A Vale está de olho em um futuro promissor para a produção de minério de ferro no Brasil. O presidente da companhia, Gustavo Pimenta revelou nesta terça-feira que a empresa tem potencial para aumentar sua capacidade de produção em até 50 milhões de toneladas por ano caso consiga avançar com a exploração do chamado bloco C localizado na região de Carajás no Pará.
No entanto, Pimenta destacou que reformas regulatórias são essenciais para que o projeto possa ser concretizado. Durante o congresso de mineração Exposibram o executivo mencionou as dificuldades para desenvolver novos megaprojetos no país e defendeu medidas governamentais, como a publicação de um decreto prometido pelo governo que trata de cavidades naturais o que poderia agilizar os licenciamentos.
O potencial do bloco C e os desafios regulatórios
O bloco C, parte do complexo de Serra Sul é visto como uma das maiores oportunidades para a Vale. Atualmente, a empresa desenvolve o projeto S11D na região, mas o bloco C, junto com os blocos B e A, representa um potencial significativo para um novo projeto de mineração. “No minério de ferro, a gente tem várias oportunidades. Talvez uma das grandes seja o corpo C de Serra Sul”, afirmou Pimenta.
O executivo também ressaltou a importância da modernização regulatória para viabilizar o projeto. “A modernização (com o decreto de cavidades) é importante para isso. A gente ainda não tem o capex fechado (para o bloco C), mas é um projeto relevante de 40 milhões a 50 milhões de toneladas potencialmente”, explicou.
O papel do governo e a importância das terras raras
O ministro de Minas e EnergiaAlexandre Silveira também se manifestou sobre o tema. Ele afirmou estar convicto de que a Vale deverá incluir em seu plano estratégico a realização de grandes projetos no Brasil voltados a minerais críticos e estratégicos com ênfase nas terras raras. A declaração ocorreu após a cerimônia de abertura da Exposibram promovida pelo Instituto Brasileiro de Mineração (Ibram).
Silveira destacou que o Brasil tem potencial para se firmar como protagonista na oferta de minerais ligados à transição energética. Ele acredita que as terras raras podem se tornar um vetor de reindustrialização, com desdobramentos positivos para o emprego, a renda e a inclusão social. “Por ser uma referência global no setor mineral, a Vale deve naturalmente ampliar o olhar para além do minério de ferro e assumir papel de destaque nesse movimento”, afirmou o ministro.
A necessidade de reformas estruturais
Para que novos projetos possam ser viabilizados, Pimenta destacou a necessidade de reformas em áreas como licenciamento ambientalmapeamento geológico e regulação setorial. Sem esses ajustes, a tendência é que novos empreendimentos continuem enfrentando atrasos e incertezas, impactando diretamente a capacidade do país de atrair investimentos no setor.

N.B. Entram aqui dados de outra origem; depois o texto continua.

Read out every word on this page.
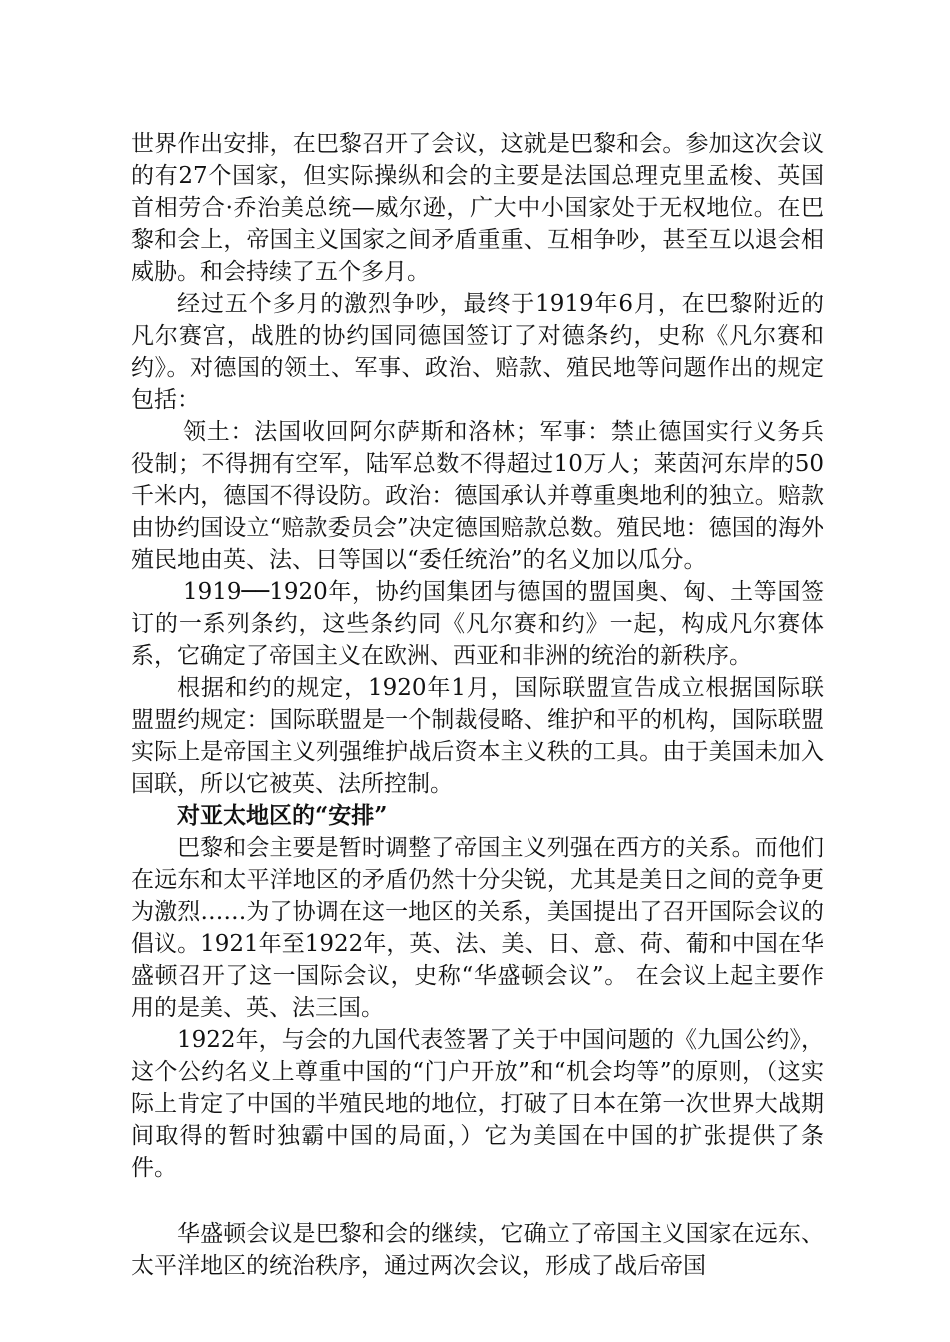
世界作出安排，在巴黎召开了会议，这就是巴黎和会。参加这次会议的有27个国家，但实际操纵和会的主要是法国总理克里孟梭、英国首相劳合·乔治美总统—威尔逊，广大中小国家处于无权地位。在巴黎和会上，帝国主义国家之间矛盾重重、互相争吵，甚至互以退会相威胁。和会持续了五个多月。

经过五个多月的激烈争吵，最终于1919年6月，在巴黎附近的凡尔赛宫，战胜的协约国同德国签订了对德条约，史称《凡尔赛和约》。对德国的领土、军事、政治、赔款、殖民地等问题作出的规定包括：

领土：法国收回阿尔萨斯和洛林；军事：禁止德国实行义务兵役制；不得拥有空军，陆军总数不得超过10万人；莱茵河东岸的50千米内，德国不得设防。政治：德国承认并尊重奥地利的独立。赔款由协约国设立“赔款委员会”决定德国赔款总数。殖民地：德国的海外殖民地由英、法、日等国以“委任统治”的名义加以瓜分。

1919──1920年，协约国集团与德国的盟国奥、匈、土等国签订的一系列条约，这些条约同《凡尔赛和约》一起，构成凡尔赛体系，它确定了帝国主义在欧洲、西亚和非洲的统治的新秩序。

根据和约的规定，1920年1月，国际联盟宣告成立根据国际联盟盟约规定：国际联盟是一个制裁侵略、维护和平的机构，国际联盟实际上是帝国主义列强维护战后资本主义秩的工具。由于美国未加入国联，所以它被英、法所控制。

对亚太地区的“安排”

巴黎和会主要是暂时调整了帝国主义列强在西方的关系。而他们在远东和太平洋地区的矛盾仍然十分尖锐，尤其是美日之间的竞争更为激烈……为了协调在这一地区的关系，美国提出了召开国际会议的倡议。1921年至1922年，英、法、美、日、意、荷、葡和中国在华盛顿召开了这一国际会议，史称“华盛顿会议”。 在会议上起主要作用的是美、英、法三国。

1922年，与会的九国代表签署了关于中国问题的《九国公约》，这个公约名义上尊重中国的“门户开放”和“机会均等”的原则，（这实际上肯定了中国的半殖民地的地位，打破了日本在第一次世界大战期间取得的暂时独霸中国的局面，）它为美国在中国的扩张提供了条件。

华盛顿会议是巴黎和会的继续，它确立了帝国主义国家在远东、太平洋地区的统治秩序，通过两次会议，形成了战后帝国
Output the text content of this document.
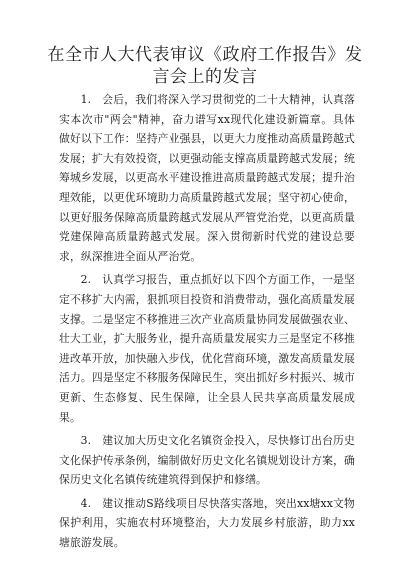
在全市人大代表审议《政府工作报告》发言会上的发言

1.　会后，我们将深入学习贯彻党的二十大精神，认真落实本次市"两会"精神，奋力谱写xx现代化建设新篇章。具体做好以下工作：坚持产业强县，以更大力度推动高质量跨越式发展；扩大有效投资，以更强动能支撑高质量跨越式发展；统筹城乡发展，以更高水平建设推进高质量跨越式发展；提升治理效能，以更优环境助力高质量跨越式发展；坚守初心使命，以更好服务保障高质量跨越式发展从严管党治党，以更高质量党建保障高质量跨越式发展。深入贯彻新时代党的建设总要求，纵深推进全面从严治党。

2.　认真学习报告，重点抓好以下四个方面工作，一是坚定不移扩大内需，狠抓项目投资和消费带动，强化高质量发展支撑。二是坚定不移推进三次产业高质量协同发展做强农业、壮大工业，扩大服务业，提升高质量发展实力三是坚定不移推进改革开放，加快融入步伐，优化营商环境，激发高质量发展活力。四是坚定不移服务保障民生，突出抓好乡村振兴、城市更新、生态修复、民生保障，让全县人民共享高质量发展成果。

3.　建议加大历史文化名镇资金投入，尽快修订出台历史文化保护传承条例，编制做好历史文化名镇规划设计方案，确保历史文化名镇传统建筑得到保护和修缮。

4.　建议推动S路线项目尽快落实落地，突出xx塘xx文物保护利用，实施农村环境整治，大力发展乡村旅游，助力xx塘旅游发展。
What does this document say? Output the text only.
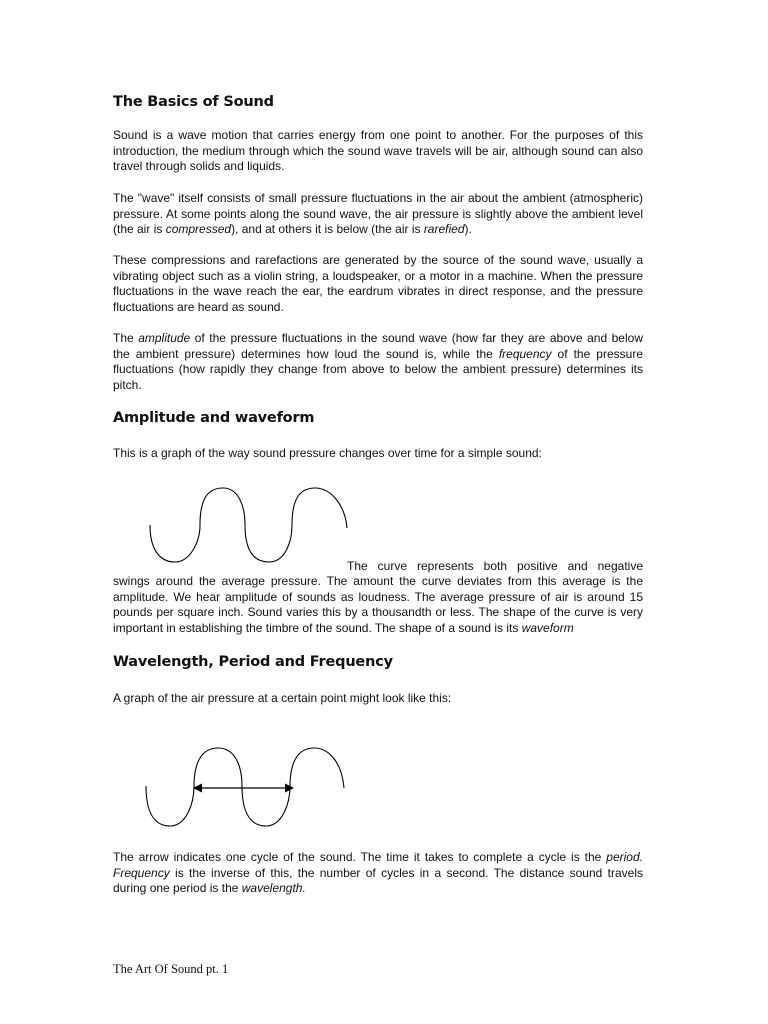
The Basics of Sound

Sound is a wave motion that carries energy from one point to another. For the purposes of this introduction, the medium through which the sound wave travels will be air, although sound can also travel through solids and liquids.

The "wave" itself consists of small pressure fluctuations in the air about the ambient (atmospheric) pressure. At some points along the sound wave, the air pressure is slightly above the ambient level (the air is compressed), and at others it is below (the air is rarefied).

These compressions and rarefactions are generated by the source of the sound wave, usually a vibrating object such as a violin string, a loudspeaker, or a motor in a machine. When the pressure fluctuations in the wave reach the ear, the eardrum vibrates in direct response, and the pressure fluctuations are heard as sound.

The amplitude of the pressure fluctuations in the sound wave (how far they are above and below the ambient pressure) determines how loud the sound is, while the frequency of the pressure fluctuations (how rapidly they change from above to below the ambient pressure) determines its pitch.

Amplitude and waveform

This is a graph of the way sound pressure changes over time for a simple sound:

The curve represents both positive and negative

swings around the average pressure. The amount the curve deviates from this average is the amplitude. We hear amplitude of sounds as loudness. The average pressure of air is around 15 pounds per square inch. Sound varies this by a thousandth or less. The shape of the curve is very important in establishing the timbre of the sound. The shape of a sound is its waveform

Wavelength, Period and Frequency

A graph of the air pressure at a certain point might look like this:

The arrow indicates one cycle of the sound. The time it takes to complete a cycle is the period. Frequency is the inverse of this, the number of cycles in a second. The distance sound travels during one period is the wavelength.

The Art Of Sound pt. 1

O último grande empreendimento nessa escala, lembrado por Pimenta, foi a mina de ferro S11D em Canaã dos Carajás (PA), que entrou em operação há dez anos. A Vale segue tendo o minério de ferro como carro-chefe, mas mantém operações relevantes em níquel e cobre dois metais essenciais à transição energética.
A aproximação entre governo e Vale
A relação entre o governo e a Vale tem mudado de tom recentemente. Silveira, que em ocasiões anteriores havia feito críticas severas à mineradora, agora destaca a importância da empresa para o desenvolvimento do setor. Ele afirmou ter satisfação em ver Gustavo Pimenta à frente da Vale, destacando características como sensibilidade e abertura para negociar.
Essa nova fase do relacionamento institucional ajudou a reduzir um histórico ponto de tensão entre a mineradora e o poder público, abrindo caminho para uma agenda mais cooperativa. Silveira também mencionou a importância de aperfeiçoar as regras ambientais e destravar projetos que dependem de licenciamento para sair do papel.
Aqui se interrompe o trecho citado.